We hung out at in a dive bar on Colfax, and while I told myself at the time I was doing it in order to write a story, there was also part of me that was just plain slumming, and I won't lie - it was fun to hang out with a bunch of drunks and aimless individuals who talked about nothing and whose only goals were to make enough money during the day (legally or not) to spend the evening at said bar. Quite the contrast to the pretention of graduate school, let me tell you. I guess I dated Anton's friend - but it wasn't really dating so much as it was hanging out and having sex occasionally because I never felt a single thing for him other than pity for his wasted intelligence and nowhere life. Funny thing is, that part of my life ended abruptly and went on to other matters, like Jamison and new friends, and a new graduate program. I closed the book on them - all of them - because after a bit we had nothing to talk about. Every once in a while I will get a random phone call and it feels strange, like a past life coming to call. Seeing Anton was no different, except that seeing him is not and was not the issue.

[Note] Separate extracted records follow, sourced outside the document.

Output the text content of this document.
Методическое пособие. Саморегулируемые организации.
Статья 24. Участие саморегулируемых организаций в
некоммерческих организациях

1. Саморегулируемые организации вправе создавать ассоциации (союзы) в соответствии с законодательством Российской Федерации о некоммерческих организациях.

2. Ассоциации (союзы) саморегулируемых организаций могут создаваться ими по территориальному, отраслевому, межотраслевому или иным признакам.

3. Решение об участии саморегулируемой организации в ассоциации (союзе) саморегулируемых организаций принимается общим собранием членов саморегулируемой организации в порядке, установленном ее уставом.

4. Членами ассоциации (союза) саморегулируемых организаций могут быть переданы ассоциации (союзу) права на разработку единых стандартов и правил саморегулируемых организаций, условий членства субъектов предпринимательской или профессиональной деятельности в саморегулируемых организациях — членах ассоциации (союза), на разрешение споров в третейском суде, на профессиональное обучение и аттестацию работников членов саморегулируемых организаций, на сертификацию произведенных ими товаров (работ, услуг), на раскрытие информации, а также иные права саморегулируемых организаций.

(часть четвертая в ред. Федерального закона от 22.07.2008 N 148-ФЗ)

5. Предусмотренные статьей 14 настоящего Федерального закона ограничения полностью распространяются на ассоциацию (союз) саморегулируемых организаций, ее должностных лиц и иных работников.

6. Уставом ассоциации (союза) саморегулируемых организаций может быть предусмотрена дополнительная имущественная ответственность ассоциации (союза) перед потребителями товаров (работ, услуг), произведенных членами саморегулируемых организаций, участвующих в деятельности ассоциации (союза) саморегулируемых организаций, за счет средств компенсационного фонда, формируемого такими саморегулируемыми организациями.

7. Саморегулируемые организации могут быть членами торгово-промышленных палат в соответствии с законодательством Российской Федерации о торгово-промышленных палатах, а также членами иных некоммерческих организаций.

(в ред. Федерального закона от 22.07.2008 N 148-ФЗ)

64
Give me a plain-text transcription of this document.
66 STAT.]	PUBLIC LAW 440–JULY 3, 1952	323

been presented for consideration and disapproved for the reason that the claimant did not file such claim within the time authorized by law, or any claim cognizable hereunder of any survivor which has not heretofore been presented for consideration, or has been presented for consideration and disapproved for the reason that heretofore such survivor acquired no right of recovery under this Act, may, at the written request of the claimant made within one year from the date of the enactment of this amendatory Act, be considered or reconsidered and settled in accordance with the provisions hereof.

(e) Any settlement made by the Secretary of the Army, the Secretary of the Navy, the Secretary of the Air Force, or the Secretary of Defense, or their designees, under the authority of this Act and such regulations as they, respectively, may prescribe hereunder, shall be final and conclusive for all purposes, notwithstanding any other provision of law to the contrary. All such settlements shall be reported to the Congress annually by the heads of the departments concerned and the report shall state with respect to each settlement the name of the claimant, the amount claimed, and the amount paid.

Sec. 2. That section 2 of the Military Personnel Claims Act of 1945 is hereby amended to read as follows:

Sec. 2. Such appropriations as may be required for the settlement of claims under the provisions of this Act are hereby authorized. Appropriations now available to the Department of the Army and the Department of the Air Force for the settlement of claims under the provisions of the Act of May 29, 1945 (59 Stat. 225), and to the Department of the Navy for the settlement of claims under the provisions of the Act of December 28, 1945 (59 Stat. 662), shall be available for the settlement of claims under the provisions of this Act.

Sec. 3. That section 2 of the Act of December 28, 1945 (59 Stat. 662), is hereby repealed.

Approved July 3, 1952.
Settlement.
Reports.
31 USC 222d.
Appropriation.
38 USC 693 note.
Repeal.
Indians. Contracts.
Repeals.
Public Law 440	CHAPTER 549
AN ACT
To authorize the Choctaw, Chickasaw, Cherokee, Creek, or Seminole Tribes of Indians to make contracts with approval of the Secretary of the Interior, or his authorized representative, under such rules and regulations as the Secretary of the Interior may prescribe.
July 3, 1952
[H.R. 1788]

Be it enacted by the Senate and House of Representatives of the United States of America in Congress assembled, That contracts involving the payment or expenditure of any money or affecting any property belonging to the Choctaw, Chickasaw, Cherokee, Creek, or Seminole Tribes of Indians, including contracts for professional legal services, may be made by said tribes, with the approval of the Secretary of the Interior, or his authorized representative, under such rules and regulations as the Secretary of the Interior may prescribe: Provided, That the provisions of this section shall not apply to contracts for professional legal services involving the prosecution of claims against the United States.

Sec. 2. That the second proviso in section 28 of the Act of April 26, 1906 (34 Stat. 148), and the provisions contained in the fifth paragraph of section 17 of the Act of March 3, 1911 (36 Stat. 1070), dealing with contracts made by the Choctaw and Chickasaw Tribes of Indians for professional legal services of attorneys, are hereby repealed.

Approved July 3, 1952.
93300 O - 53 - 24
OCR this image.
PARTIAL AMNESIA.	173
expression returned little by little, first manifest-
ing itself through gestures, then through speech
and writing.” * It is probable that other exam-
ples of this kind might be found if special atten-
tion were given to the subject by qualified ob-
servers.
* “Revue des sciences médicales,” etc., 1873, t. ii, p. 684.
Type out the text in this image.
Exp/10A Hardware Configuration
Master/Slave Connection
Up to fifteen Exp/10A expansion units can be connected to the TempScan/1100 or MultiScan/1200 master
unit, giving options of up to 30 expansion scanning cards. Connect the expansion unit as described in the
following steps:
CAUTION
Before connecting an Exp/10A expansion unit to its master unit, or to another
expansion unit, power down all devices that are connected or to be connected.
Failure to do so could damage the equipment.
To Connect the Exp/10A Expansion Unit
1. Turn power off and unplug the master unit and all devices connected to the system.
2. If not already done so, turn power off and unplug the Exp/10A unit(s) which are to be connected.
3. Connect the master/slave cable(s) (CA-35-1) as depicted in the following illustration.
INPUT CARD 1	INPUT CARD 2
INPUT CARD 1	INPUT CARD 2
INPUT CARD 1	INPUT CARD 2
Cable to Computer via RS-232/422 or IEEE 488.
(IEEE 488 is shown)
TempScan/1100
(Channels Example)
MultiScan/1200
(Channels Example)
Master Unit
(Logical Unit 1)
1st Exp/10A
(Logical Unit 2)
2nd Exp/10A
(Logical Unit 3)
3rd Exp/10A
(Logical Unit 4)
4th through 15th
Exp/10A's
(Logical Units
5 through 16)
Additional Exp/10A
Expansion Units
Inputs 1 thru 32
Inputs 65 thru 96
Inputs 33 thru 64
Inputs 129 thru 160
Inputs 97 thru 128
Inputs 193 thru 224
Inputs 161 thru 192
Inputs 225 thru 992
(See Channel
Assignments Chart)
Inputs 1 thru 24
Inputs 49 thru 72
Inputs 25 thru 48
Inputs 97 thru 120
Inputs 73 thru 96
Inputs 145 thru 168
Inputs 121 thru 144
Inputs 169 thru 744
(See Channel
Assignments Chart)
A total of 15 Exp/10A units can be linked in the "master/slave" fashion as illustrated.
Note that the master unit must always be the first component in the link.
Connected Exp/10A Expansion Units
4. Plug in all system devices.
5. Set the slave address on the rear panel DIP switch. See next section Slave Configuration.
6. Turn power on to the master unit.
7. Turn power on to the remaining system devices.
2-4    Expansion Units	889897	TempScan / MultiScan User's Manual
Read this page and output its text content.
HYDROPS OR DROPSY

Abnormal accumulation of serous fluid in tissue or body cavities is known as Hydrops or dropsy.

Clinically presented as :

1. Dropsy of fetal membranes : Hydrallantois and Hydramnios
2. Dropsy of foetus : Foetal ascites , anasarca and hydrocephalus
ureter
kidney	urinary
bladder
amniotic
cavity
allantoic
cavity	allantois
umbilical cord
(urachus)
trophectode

My friend Sarah is the inspiration for a character in my current novel project. Even though the character is also named Sarah, it's important that I distinguish it's only loosely based on the real Sarah. The stories that I wrote about that group of people in that bar years ago were recently excavated from an old hard drive and I discovered that I really liked some of the pieces. I assigned them to the character Sarah because it seemed like a good fit for her subplot. I'm happy with it and so on, but the odd thing is that Anton is one of the characters in those stories and now so is Sarah, and last night I found out that they are good friends in real life. How strange is that?

Of course I know that Denver is a small town comparatively, but the fact that it shrinks almost around me at times is unnerving. Like the person I know in London who is married to a Scotsman who dated one of my good friends a decade ago and I'd never met her. Or how Jamison spent nearly nine years working and living only steps away from me in a host of places and we never met, but once we did, it was instant and permanent for us to be together. Six degrees of separation? It's more like two at any given moment in my world, it seems. I guess the one nice thing was that Anton didn't recognize me even when I said I knew him - it was much later when he approached me and said he remembered, but that it wasn't fair to him that I had changed so much. He said "every single thing I remember about you is different" and I'm certain he had no idea what a compliment it was to me, but when I commented on the fact that I'd changed my hair and glasses, and so on, he interjected with "but you look really great. And happy." From a person who knew me (even if only on a superficial level) at one of the lowest points of my life to date to say this has given me a solid sense of joy today. Go figure.